Most of us are directly or indirectly engaged on social media. Either there are active participants or just people who follow other to know what is happening in the world.
Have you ever imagined where above activities can lead to? A lot of data is being generated through activities on social media but what does it refer to? What is there inside this data? Can we make this data useful?
And the answer is yes!. Social media data tells a lot about an individual. Their likes/ dislikes, personal insights, interest, skills and much more such things.
These insights can help in building more personalized user experience in form of recommendation system, targeted ads, employee engagement in an organization etc.
Let’s start with inferring person’s domain of interest with one of the social media Twitter. Twitter is an active public microblogging website with 313 million active users with around 1 billion tweets by 2016.
With extracted list of user’s network and tweets from the timeline of all members of that network, create a network and an activity graph of a user using Neo4j graph database that follows property graph model.
Creating user’s network graph
Generally, we follow people/organization/groups on social media which belong to our interest. That forms our network. Let say, I am an active user of Twitter, I am interested in Machine Learning, I like to receive tweets from a person who is a machine learning expert and possibly he/she will also be connected to person/organization which work on this domain.
Here is how a network looks like –
Using Neo4j graph database, created network graph for a particular user is as shown in Figure 2.
Creating user’s activity graph
Now it’s time to extract data from the activity i.e from tweets posted/received by members of an above-created network. Here, we will call this data as entities of tweets.
Generally, we tweet on people/organization/event/domain about which we like to talk.
e.g. “Ms.Dhoni scored 100 runs” – this tweet talks about Ms.Dhoni. I tweeted this because I do like cricket and like to talk about this.
Another tweet can be “Microsoft launched new application” – This tweet is about Microsoft and I am keeping myself updated with news of Microsoft because I am interested in it.

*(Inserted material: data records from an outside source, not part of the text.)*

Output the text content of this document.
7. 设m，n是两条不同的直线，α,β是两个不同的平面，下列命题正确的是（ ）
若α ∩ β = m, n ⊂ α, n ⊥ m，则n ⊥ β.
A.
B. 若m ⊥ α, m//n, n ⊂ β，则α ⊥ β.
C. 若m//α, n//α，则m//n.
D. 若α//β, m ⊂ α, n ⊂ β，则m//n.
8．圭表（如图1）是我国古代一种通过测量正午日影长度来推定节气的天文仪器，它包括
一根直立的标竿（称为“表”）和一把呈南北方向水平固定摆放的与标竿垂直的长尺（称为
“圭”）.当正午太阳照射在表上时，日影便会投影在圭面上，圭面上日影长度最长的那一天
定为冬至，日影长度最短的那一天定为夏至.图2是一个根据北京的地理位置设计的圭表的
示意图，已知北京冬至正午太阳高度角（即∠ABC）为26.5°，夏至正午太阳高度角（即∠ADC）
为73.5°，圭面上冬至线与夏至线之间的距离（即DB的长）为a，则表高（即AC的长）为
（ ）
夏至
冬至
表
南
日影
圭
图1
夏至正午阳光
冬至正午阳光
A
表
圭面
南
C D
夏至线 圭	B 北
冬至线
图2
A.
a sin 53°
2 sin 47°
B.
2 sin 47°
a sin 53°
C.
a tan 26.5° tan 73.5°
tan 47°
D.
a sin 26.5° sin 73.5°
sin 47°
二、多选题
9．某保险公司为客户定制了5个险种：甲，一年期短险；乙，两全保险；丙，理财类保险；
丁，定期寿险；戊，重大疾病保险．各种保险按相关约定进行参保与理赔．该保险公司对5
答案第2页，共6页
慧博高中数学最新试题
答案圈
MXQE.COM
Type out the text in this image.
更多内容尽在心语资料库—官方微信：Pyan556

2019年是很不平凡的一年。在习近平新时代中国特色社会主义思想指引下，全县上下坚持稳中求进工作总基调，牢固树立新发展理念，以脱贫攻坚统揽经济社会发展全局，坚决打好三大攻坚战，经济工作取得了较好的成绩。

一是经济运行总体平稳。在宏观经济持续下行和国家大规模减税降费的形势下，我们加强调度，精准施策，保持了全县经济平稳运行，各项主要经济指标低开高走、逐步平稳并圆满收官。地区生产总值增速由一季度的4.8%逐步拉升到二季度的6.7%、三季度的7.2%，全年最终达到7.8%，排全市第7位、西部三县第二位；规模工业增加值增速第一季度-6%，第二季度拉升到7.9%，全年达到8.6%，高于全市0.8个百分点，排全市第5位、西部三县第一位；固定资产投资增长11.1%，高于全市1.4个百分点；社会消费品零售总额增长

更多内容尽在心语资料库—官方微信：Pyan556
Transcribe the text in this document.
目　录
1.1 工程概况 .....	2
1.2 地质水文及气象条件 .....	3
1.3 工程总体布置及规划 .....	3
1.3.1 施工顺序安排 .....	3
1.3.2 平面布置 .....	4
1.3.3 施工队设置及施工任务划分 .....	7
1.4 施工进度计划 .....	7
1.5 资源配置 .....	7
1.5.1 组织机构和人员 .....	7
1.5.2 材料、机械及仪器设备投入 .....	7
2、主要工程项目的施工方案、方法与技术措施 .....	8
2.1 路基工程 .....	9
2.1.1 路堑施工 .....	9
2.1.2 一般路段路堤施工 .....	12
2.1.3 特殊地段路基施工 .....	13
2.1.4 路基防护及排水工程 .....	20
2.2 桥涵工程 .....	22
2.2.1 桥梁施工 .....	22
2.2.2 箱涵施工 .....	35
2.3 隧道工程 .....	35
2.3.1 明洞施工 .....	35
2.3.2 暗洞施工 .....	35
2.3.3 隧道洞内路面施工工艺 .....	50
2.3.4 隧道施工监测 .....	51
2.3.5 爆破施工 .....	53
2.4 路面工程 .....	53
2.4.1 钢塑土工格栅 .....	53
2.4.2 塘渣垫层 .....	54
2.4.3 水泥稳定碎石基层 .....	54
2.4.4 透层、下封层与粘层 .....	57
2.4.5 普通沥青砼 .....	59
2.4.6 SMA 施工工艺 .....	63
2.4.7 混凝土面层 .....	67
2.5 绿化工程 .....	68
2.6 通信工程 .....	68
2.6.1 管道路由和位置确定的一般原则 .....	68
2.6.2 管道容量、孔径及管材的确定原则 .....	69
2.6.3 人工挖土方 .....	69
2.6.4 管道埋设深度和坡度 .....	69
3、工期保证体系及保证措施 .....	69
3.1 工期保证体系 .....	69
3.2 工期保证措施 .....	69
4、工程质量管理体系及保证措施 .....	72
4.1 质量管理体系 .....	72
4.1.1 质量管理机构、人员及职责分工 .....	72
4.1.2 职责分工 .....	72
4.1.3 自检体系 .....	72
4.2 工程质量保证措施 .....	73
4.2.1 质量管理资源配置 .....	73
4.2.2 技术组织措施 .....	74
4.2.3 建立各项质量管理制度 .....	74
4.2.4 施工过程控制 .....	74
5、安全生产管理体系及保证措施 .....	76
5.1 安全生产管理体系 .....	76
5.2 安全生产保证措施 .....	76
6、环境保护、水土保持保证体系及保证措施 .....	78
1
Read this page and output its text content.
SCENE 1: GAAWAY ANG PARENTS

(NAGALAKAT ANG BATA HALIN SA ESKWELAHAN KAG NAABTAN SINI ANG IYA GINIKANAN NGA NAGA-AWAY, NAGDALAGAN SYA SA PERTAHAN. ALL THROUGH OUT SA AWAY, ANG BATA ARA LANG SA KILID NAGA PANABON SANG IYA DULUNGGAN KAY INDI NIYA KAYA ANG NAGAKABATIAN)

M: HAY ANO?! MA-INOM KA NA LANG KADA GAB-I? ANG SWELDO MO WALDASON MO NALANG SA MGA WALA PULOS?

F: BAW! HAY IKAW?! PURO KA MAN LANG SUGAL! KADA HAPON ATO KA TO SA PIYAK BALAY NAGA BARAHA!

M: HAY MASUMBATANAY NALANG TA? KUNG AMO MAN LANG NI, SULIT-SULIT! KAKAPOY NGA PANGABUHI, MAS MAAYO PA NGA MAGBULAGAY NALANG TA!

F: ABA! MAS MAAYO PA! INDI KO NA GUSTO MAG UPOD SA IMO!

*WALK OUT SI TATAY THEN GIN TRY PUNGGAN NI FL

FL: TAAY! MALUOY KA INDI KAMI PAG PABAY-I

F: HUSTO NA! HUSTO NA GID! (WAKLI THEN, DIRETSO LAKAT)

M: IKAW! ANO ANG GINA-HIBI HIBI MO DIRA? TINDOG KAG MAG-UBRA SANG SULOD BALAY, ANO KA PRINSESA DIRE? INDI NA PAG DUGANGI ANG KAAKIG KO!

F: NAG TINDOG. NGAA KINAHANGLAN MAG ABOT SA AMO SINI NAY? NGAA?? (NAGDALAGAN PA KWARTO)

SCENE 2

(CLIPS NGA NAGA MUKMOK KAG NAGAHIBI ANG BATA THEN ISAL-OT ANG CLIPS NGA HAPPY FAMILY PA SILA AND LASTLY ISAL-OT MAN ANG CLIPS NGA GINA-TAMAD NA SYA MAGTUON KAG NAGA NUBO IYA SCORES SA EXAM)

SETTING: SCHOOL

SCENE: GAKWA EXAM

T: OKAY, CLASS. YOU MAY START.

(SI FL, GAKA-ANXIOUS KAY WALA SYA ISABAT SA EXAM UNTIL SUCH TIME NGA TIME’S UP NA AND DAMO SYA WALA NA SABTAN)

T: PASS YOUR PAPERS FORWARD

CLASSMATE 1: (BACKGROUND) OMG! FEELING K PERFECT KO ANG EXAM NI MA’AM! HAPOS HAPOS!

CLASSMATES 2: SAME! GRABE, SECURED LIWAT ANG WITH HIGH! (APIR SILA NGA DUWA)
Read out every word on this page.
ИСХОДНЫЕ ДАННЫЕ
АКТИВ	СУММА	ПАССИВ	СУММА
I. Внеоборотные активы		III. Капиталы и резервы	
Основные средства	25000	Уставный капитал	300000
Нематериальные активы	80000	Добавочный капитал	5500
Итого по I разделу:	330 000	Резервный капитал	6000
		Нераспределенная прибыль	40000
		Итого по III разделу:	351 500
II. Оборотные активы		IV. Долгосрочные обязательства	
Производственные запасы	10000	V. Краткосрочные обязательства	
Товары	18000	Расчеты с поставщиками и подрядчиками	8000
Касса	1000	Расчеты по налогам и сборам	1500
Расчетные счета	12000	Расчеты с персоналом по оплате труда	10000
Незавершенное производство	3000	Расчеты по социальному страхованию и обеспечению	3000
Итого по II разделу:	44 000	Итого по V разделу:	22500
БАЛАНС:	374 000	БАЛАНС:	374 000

So, all these entities extracted from tweets say something about our interests. To get this, we extracted people and organization from tweets using Stanford NER and created an activity graph from this entities along with hashtags as in Figure 3
Activity graph created using Neo4j graph database for a particular user is as shown in Figure 4
Weighted inference of niche interest
Now, I created both, my network and activity graph with tweets collected from all nodes of network graph i.e my tweets along with the tweets collected from the extended network I am a part of.
It’s time to infer my interest from this network and activity graph which is a weighted aggregation of interests common to me and other users of my network, as it makes this inference more stronger.
Here, weight is defined as a property of a relation between each node in my network and the associated niche interests. It decreases as the depth of the network increases
Based on relativity, let’s assign some weight to this relation –
- Weight of interests in direct relation to my activity: 1.0
- Weight of interests through my 1st level network: 0.5
- Weight of interests through users of my 2nd level network: 0.3
You will have a question that how this weighted scheme is going to help for inferring interest?
The answer to this question is – if entities here, i.e people/organization/hashtags,
let’s consider “#Docker”, which is being posted both by me and members of my network, it will get high weightage, i.e importance of #Docker as my interest is increased to 1.8.
After following above process, an interest of a twitter user is inferred. Which includes frequently mentioned and highly weighted hashtags, people and organizations in tweets as shown in below results.
(Results of a Twitter handle @rahulvit09)
Interests inferred from following this process can help to build a recommendation system or an application that aims for personalization of content addressing which requires user’s profile. Mainly when there is a cold start or no prior information available about a user, inferred interest from social media can help to start with recommending articles of their interests from the news as wells as other information sharing web portal.